Superstar Liszt
ARTus-Kolumne »So gesehen« Nr.542
Der dänische Dichter Hans Christian Andersen (1805-1875) erlebte im Oktober 1840 fünfunddreißigjährig und so gesehen als Zeitzeuge während einer Deutschlandreise den Klaviervirtuosen Franz Liszt im Hamburger Hotel »Stadt London«.

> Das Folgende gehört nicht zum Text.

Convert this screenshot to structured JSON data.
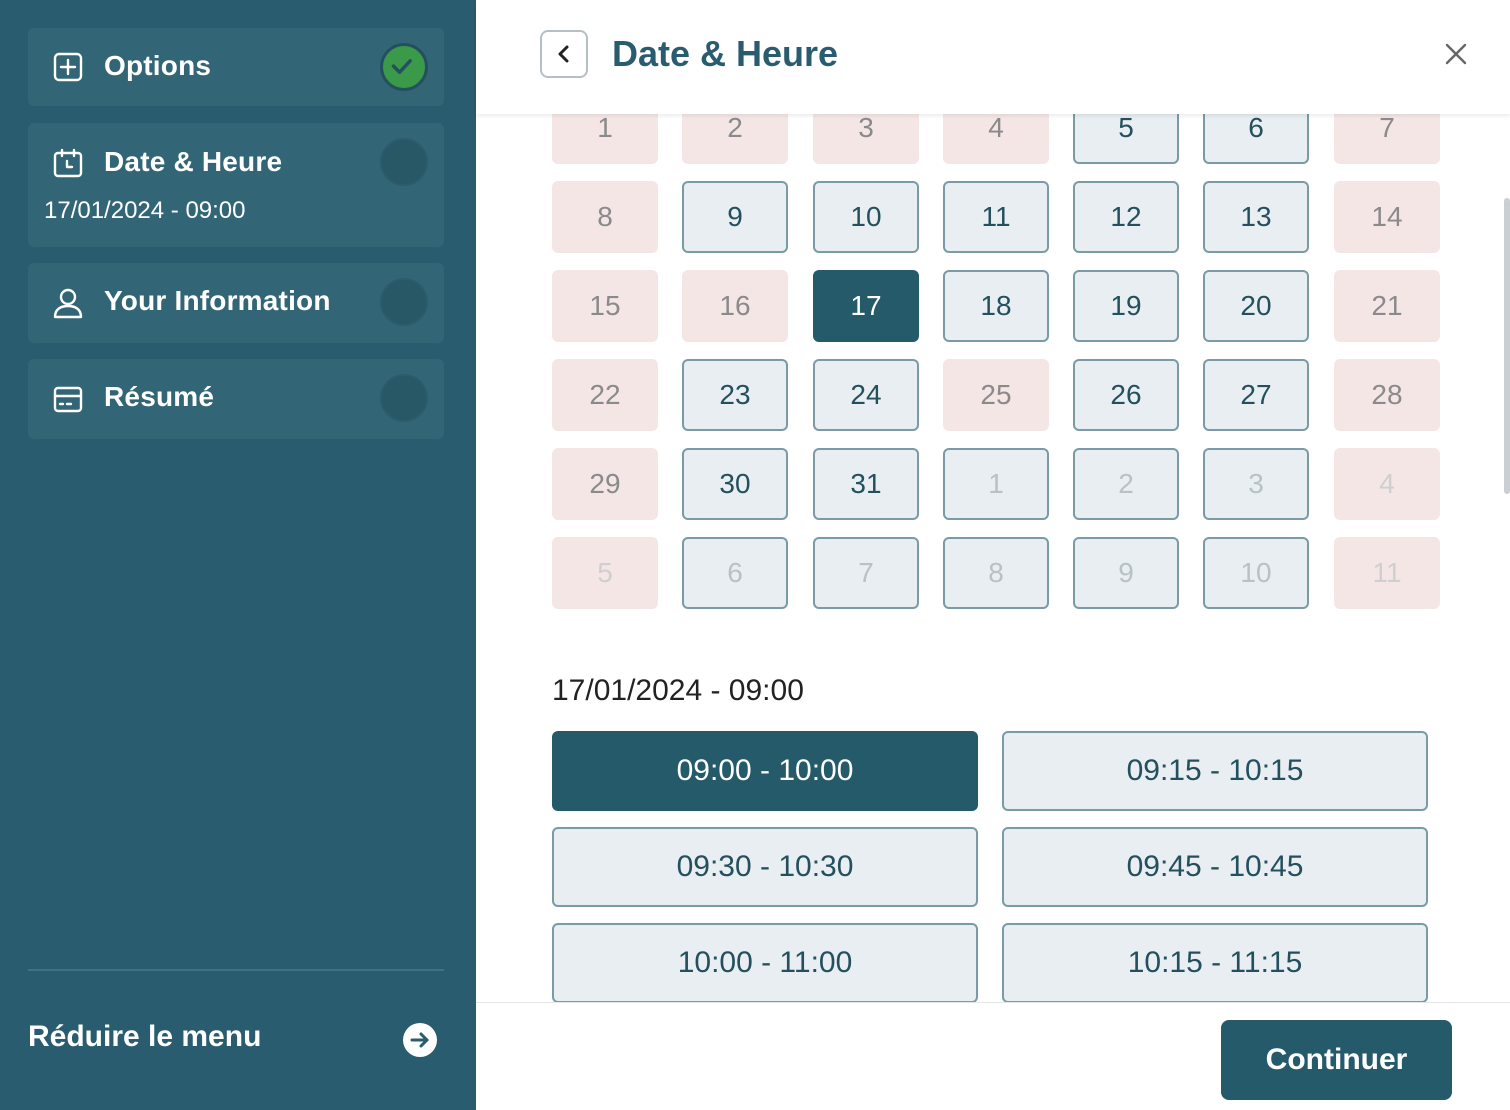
{
  "sidebar": {
    "steps": [
      {
        "title": "Options",
        "icon": "plus-square-icon",
        "status": "done"
      },
      {
        "title": "Date & Heure",
        "icon": "calendar-icon",
        "status": "current",
        "subtitle": "17/01/2024 - 09:00"
      },
      {
        "title": "Your Information",
        "icon": "user-icon",
        "status": "pending"
      },
      {
        "title": "Résumé",
        "icon": "credit-card-icon",
        "status": "pending"
      }
    ],
    "collapse_label": "Réduire le menu"
  },
  "header": {
    "title": "Date & Heure"
  },
  "calendar": {
    "selected_day": "17",
    "weeks": [
      [
        {
          "d": "1",
          "s": "closed"
        },
        {
          "d": "2",
          "s": "closed"
        },
        {
          "d": "3",
          "s": "closed"
        },
        {
          "d": "4",
          "s": "closed"
        },
        {
          "d": "5",
          "s": "open"
        },
        {
          "d": "6",
          "s": "open"
        },
        {
          "d": "7",
          "s": "closed"
        }
      ],
      [
        {
          "d": "8",
          "s": "closed"
        },
        {
          "d": "9",
          "s": "open"
        },
        {
          "d": "10",
          "s": "open"
        },
        {
          "d": "11",
          "s": "open"
        },
        {
          "d": "12",
          "s": "open"
        },
        {
          "d": "13",
          "s": "open"
        },
        {
          "d": "14",
          "s": "closed"
        }
      ],
      [
        {
          "d": "15",
          "s": "closed"
        },
        {
          "d": "16",
          "s": "closed"
        },
        {
          "d": "17",
          "s": "selected"
        },
        {
          "d": "18",
          "s": "open"
        },
        {
          "d": "19",
          "s": "open"
        },
        {
          "d": "20",
          "s": "open"
        },
        {
          "d": "21",
          "s": "closed"
        }
      ],
      [
        {
          "d": "22",
          "s": "closed"
        },
        {
          "d": "23",
          "s": "open"
        },
        {
          "d": "24",
          "s": "open"
        },
        {
          "d": "25",
          "s": "closed"
        },
        {
          "d": "26",
          "s": "open"
        },
        {
          "d": "27",
          "s": "open"
        },
        {
          "d": "28",
          "s": "closed"
        }
      ],
      [
        {
          "d": "29",
          "s": "closed"
        },
        {
          "d": "30",
          "s": "open"
        },
        {
          "d": "31",
          "s": "open"
        },
        {
          "d": "1",
          "s": "open-faded"
        },
        {
          "d": "2",
          "s": "open-faded"
        },
        {
          "d": "3",
          "s": "open-faded"
        },
        {
          "d": "4",
          "s": "closed-faded"
        }
      ],
      [
        {
          "d": "5",
          "s": "closed-faded"
        },
        {
          "d": "6",
          "s": "open-faded"
        },
        {
          "d": "7",
          "s": "open-faded"
        },
        {
          "d": "8",
          "s": "open-faded"
        },
        {
          "d": "9",
          "s": "open-faded"
        },
        {
          "d": "10",
          "s": "open-faded"
        },
        {
          "d": "11",
          "s": "closed-faded"
        }
      ]
    ]
  },
  "slots": {
    "label": "17/01/2024 - 09:00",
    "items": [
      {
        "label": "09:00 - 10:00",
        "selected": true
      },
      {
        "label": "09:15 - 10:15",
        "selected": false
      },
      {
        "label": "09:30 - 10:30",
        "selected": false
      },
      {
        "label": "09:45 - 10:45",
        "selected": false
      },
      {
        "label": "10:00 - 11:00",
        "selected": false
      },
      {
        "label": "10:15 - 11:15",
        "selected": false
      }
    ]
  },
  "footer": {
    "continue_label": "Continuer"
  },
  "colors": {
    "primary": "#2a5c6f",
    "selected": "#255a6b",
    "done": "#3a9a4a",
    "closed_bg": "#f5e6e6",
    "open_bg": "#e8eef1"
  }
}
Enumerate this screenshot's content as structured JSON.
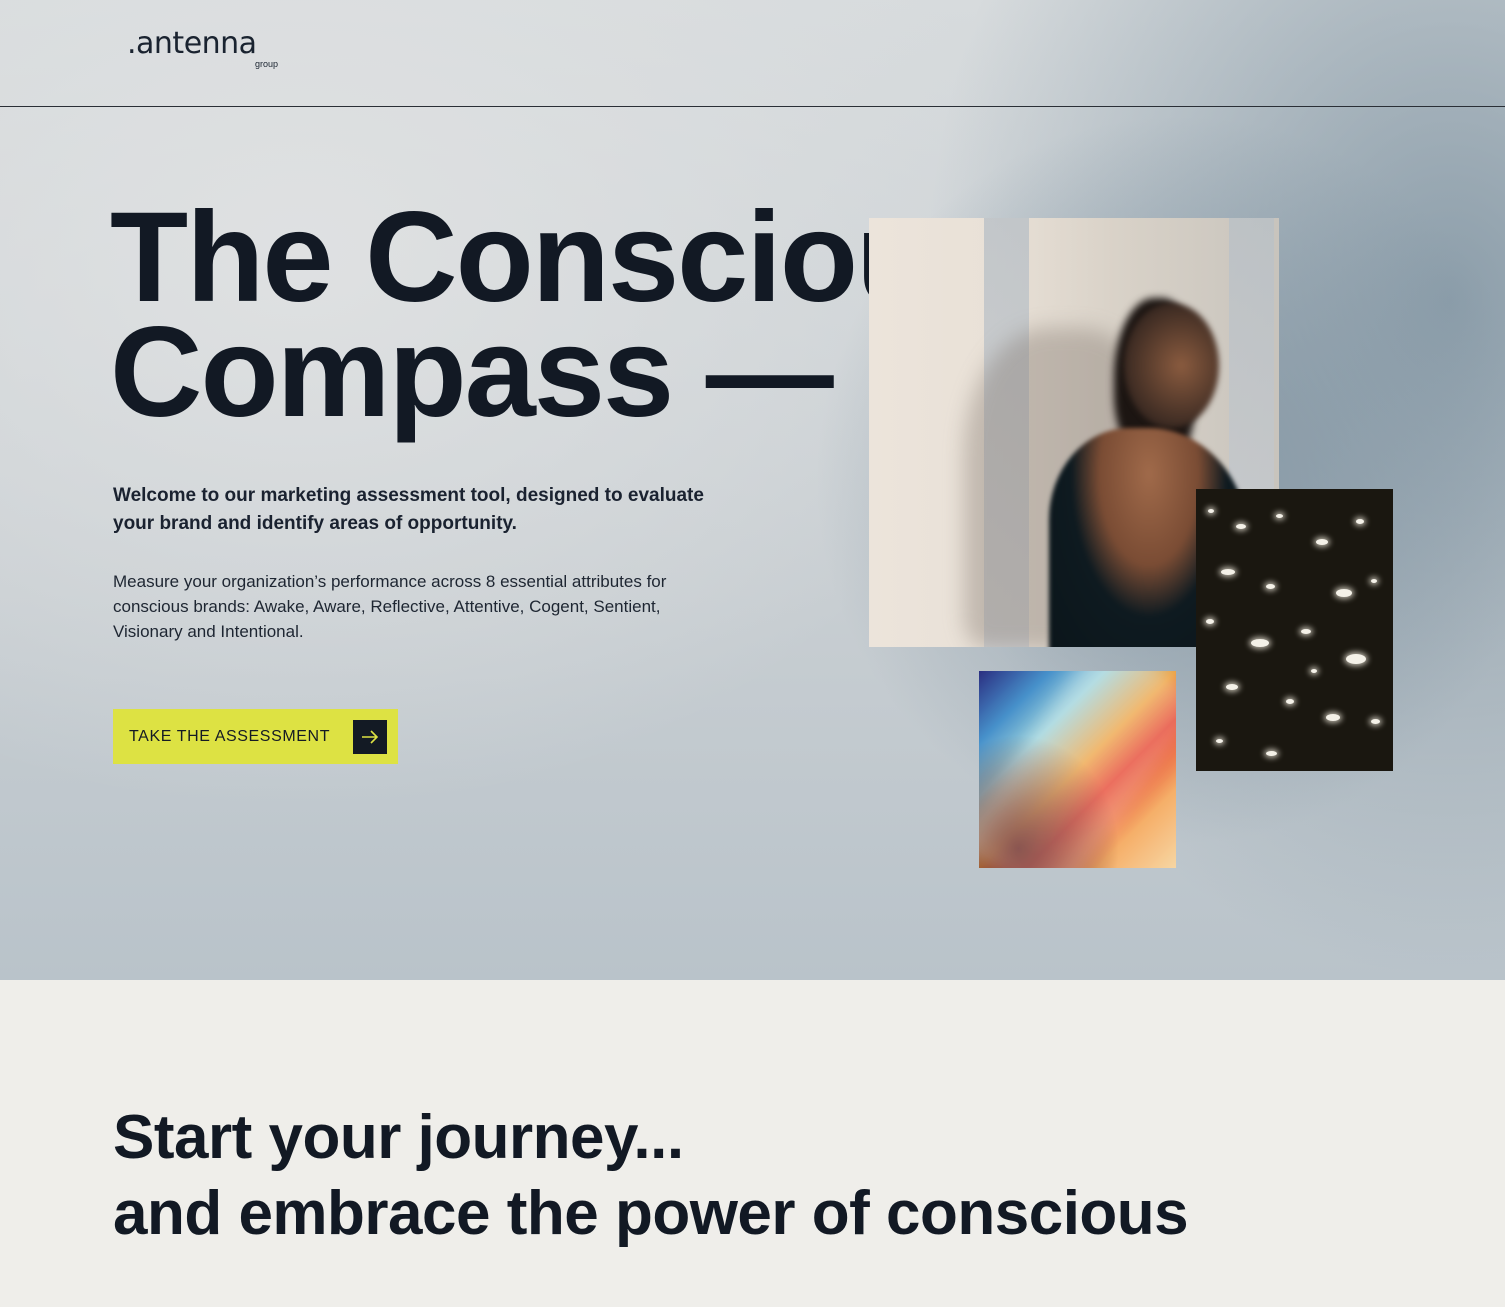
{
  "brand": {
    "logo_text": ".antenna",
    "logo_sub": "group"
  },
  "hero": {
    "title_line1": "The Conscious",
    "title_line2": "Compass —",
    "intro": "Welcome to our marketing assessment tool, designed to evaluate your brand and identify areas of opportunity.",
    "description": "Measure your organization’s performance across 8 essential attributes for conscious brands: Awake, Aware, Reflective, Attentive, Cogent, Sentient, Visionary and Intentional.",
    "cta_label": "TAKE THE ASSESSMENT",
    "cta_icon": "arrow-right-icon"
  },
  "journey": {
    "line1": "Start your journey...",
    "line2": "and embrace the power of conscious"
  },
  "colors": {
    "accent": "#dde243",
    "ink": "#131a24",
    "section_bg": "#efeeea"
  }
}
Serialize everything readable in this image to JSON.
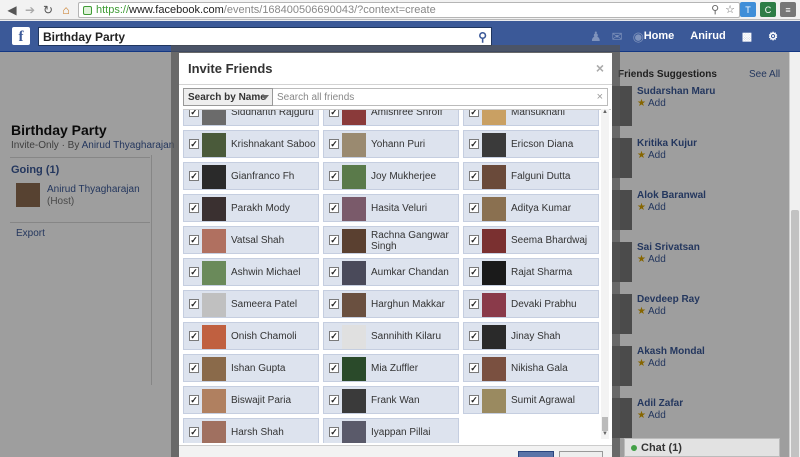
{
  "browser": {
    "url_scheme": "https://",
    "url_host": "www.facebook.com",
    "url_path": "/events/168400506690043/?context=create"
  },
  "fb": {
    "search_value": "Birthday Party",
    "nav_home": "Home",
    "nav_user": "Anirud"
  },
  "event": {
    "title": "Birthday Party",
    "privacy": "Invite-Only",
    "by_prefix": "· By",
    "by_name": "Anirud Thyagharajan",
    "going_label": "Going (1)",
    "host_name": "Anirud Thyagharajan",
    "host_role": "(Host)",
    "export_label": "Export"
  },
  "suggestions": {
    "header": "Friends Suggestions",
    "see_all": "See All",
    "add_label": "Add",
    "items": [
      {
        "name": "Sudarshan Maru"
      },
      {
        "name": "Kritika Kujur"
      },
      {
        "name": "Alok Baranwal"
      },
      {
        "name": "Sai Srivatsan"
      },
      {
        "name": "Devdeep Ray"
      },
      {
        "name": "Akash Mondal"
      },
      {
        "name": "Adil Zafar"
      }
    ]
  },
  "chat": {
    "label": "Chat (1)"
  },
  "dialog": {
    "title": "Invite Friends",
    "close": "×",
    "filter_select": "Search by Name",
    "search_placeholder": "Search all friends",
    "friends": [
      {
        "name": "Siddhanth Rajguru",
        "checked": true,
        "color": "#6b6b6b"
      },
      {
        "name": "Amishree Shroff",
        "checked": true,
        "color": "#8a3a3a"
      },
      {
        "name": "Mansukhani",
        "checked": true,
        "color": "#c9a063"
      },
      {
        "name": "Krishnakant Saboo",
        "checked": true,
        "color": "#4a5a3a"
      },
      {
        "name": "Yohann Puri",
        "checked": true,
        "color": "#9a8a70"
      },
      {
        "name": "Ericson Diana",
        "checked": true,
        "color": "#3a3a3a"
      },
      {
        "name": "Gianfranco Fh",
        "checked": true,
        "color": "#2a2a2a"
      },
      {
        "name": "Joy Mukherjee",
        "checked": true,
        "color": "#5a7a4a"
      },
      {
        "name": "Falguni Dutta",
        "checked": true,
        "color": "#6a4a3a"
      },
      {
        "name": "Parakh Mody",
        "checked": true,
        "color": "#3a3030"
      },
      {
        "name": "Hasita Veluri",
        "checked": true,
        "color": "#7a5a6a"
      },
      {
        "name": "Aditya Kumar",
        "checked": true,
        "color": "#8a7050"
      },
      {
        "name": "Vatsal Shah",
        "checked": true,
        "color": "#b07060"
      },
      {
        "name": "Rachna Gangwar Singh",
        "checked": true,
        "color": "#5a4030"
      },
      {
        "name": "Seema Bhardwaj",
        "checked": true,
        "color": "#7a3030"
      },
      {
        "name": "Ashwin Michael",
        "checked": true,
        "color": "#6a8a5a"
      },
      {
        "name": "Aumkar Chandan",
        "checked": true,
        "color": "#4a4a5a"
      },
      {
        "name": "Rajat Sharma",
        "checked": true,
        "color": "#1a1a1a"
      },
      {
        "name": "Sameera Patel",
        "checked": true,
        "color": "#c0c0c0"
      },
      {
        "name": "Harghun Makkar",
        "checked": true,
        "color": "#6a5040"
      },
      {
        "name": "Devaki Prabhu",
        "checked": true,
        "color": "#8a3a4a"
      },
      {
        "name": "Onish Chamoli",
        "checked": true,
        "color": "#c06040"
      },
      {
        "name": "Sannihith Kilaru",
        "checked": true,
        "color": "#e0e0e0"
      },
      {
        "name": "Jinay Shah",
        "checked": true,
        "color": "#2a2a2a"
      },
      {
        "name": "Ishan Gupta",
        "checked": true,
        "color": "#8a6a4a"
      },
      {
        "name": "Mia Zuffler",
        "checked": true,
        "color": "#2a4a2a"
      },
      {
        "name": "Nikisha Gala",
        "checked": true,
        "color": "#7a5040"
      },
      {
        "name": "Biswajit Paria",
        "checked": true,
        "color": "#b08060"
      },
      {
        "name": "Frank Wan",
        "checked": true,
        "color": "#3a3a3a"
      },
      {
        "name": "Sumit Agrawal",
        "checked": true,
        "color": "#9a8a60"
      },
      {
        "name": "Harsh Shah",
        "checked": true,
        "color": "#a07060"
      },
      {
        "name": "Iyappan Pillai",
        "checked": true,
        "color": "#5a5a6a"
      }
    ]
  }
}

In seinem Buch »Eines Dichters Basar«, erschienen 1843 in Leipzig bei Eduard Kummer, lässt sich im Kapitel »Liszt« nachlesen, was wir heute womöglich als Auftritt eines Superstars etikettieren würden:
»Solide Hamburger Kaufleute standen aufeinander gemauert, als sei eine wichtige Börsensache zu verhandeln; ein Lächeln saß auf ihren Lippen als hätten sie schon Papiere gekauft und unglaublich gewonnen. Der mythologische Orpheus konnte durch sein Spiel Steine und Bäume in Bewegung setzen, der neue Orpheus-Liszt hat sie schon vor seinem Spiel elektrisiert; das Gerücht hatte durch seinen mächtigen Nimbus dem Volke Augen und Ohren geöffnet, dass es schien als erkenne und fühle es schon was folgen werde! Ich selbst fühlte in den Strahlen dieser vielen flammenden Augen jenes erwartungsvolle Herzklopfen, die Annäherung eines großen Genius, welcher mit kühnem Finger die Grenze seiner Kunst in unserm Zeitalter bezeichnet… Gleich einem elektrischen Schlage durchzuckte es den Saal als Liszt hereintrat. Die meisten Damen erhoben sich, es war als verbreite sich ein Sonnenglanz über jedes Gesicht, als empfingen alle Augen einen theuern, geliebten Freund! – ich stand dem Künstler ganz nahe. Er ist ein magerer, junger Mann, langes dunkles Haar umgibt das bleiche Gesicht; er grüßte und setzte sich an`s Clavier…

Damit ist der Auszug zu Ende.